Rozłącza się, nim MacReady ma okazję powiedzieć mu, że Bóg – według Faith White – jest kobietą. Wypuszczając głośno powietrze z płuc, Joseph odkłada słuchawkę na widełki i myśli, że może wcale tak źle się nie stało.
17 października 1999
W Las Vegas Colinowi White'owi podoba się to, że miasto nigdy nie zasypia. Jako przedstawiciel handlowy bywa w Waszyngtonie, Seattle, St. Paul, San Diego – we wszystkich tych miastach wraz z wybiciem północy życie zamiera. Las Vegas pulsuje jak arteria, wsysa cię, uwodzi.
W Las Vegas Colinowi White'owi nie podoba się to, że nie może porządnie się wyspać. Nie wie, czy dlatego, że za hotelowym oknem miasto płonie, neony kasyn są dość jasne, by tworzyć sztuczny dzień. A może nie potrafi przyzwyczaić się do nowej żony, która przez całą noc wierci się u jego boku. Niewykluczone też, że myśli o Faith, o tym, jak ją zostawił, jakim ojcem przez to jest.

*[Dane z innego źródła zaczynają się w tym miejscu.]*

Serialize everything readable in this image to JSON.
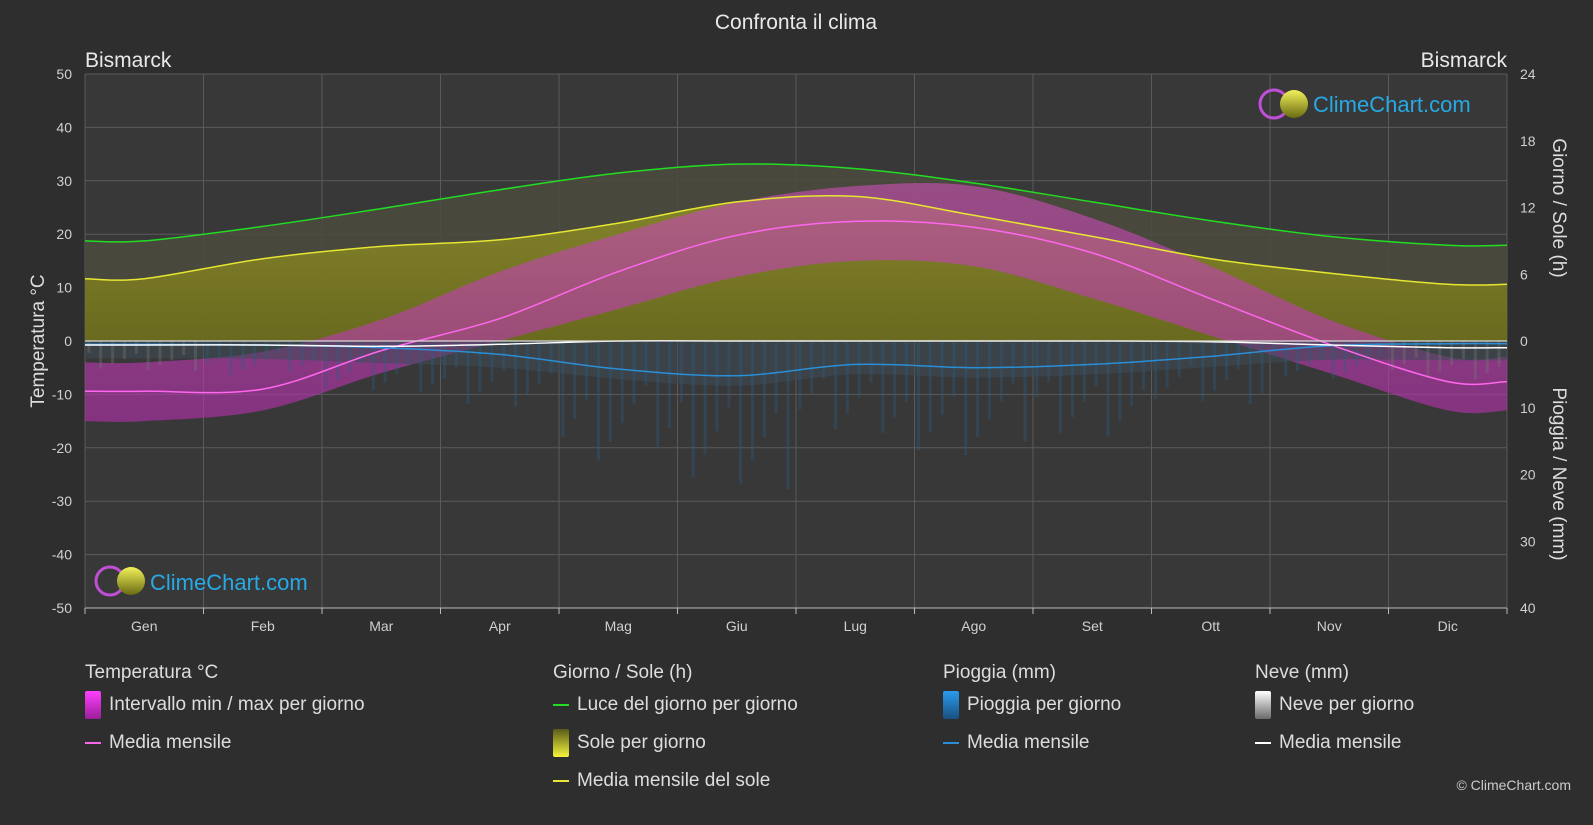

Zostawia Jessicę zwiniętą w kłębek i pogrążoną we śnie, wchodzi do salonu i czeka, aż wzrok przywyknie mu do mroku. Na poręczy sofy balansuje koszyk z niedojedzonym jabłkiem. Wzdychając, Colin opada na poduszki i bierze ogryzek, włączając pilotem telewizor.
Nadają reklamówkę zachęcającą do wakacji w New Hampshire. Colin wpatruje się w jesienne kolory i zarysy Man in the Mountain ze stromymi trasami narciarskimi. Ogarnięty tęsknotą za domem odkłada jabłko i pochyla się, opierając łokcie na kolanach.
Gdyby nie świadomość, że zdenerwowałby tym Jessicę, skróciłby miesiąc miodowy. Tak wiele spraw musi załatwić w swoim dawnym życiu, nim rozpocznie nowe. Chciałby przeprosić Mariah za prosty fakt, że ich przeznaczeniem nie było wspólne życie. Chciałby poczuć ciężar Faith trzymanej w ramionach, słodki zapach jej włosów, kiedy otula ją kołdrą. Chciałby móc powiedzieć słowo „rodzina” bez wrażenia, że wnętrzności skręcają mu się w węzeł marynarski.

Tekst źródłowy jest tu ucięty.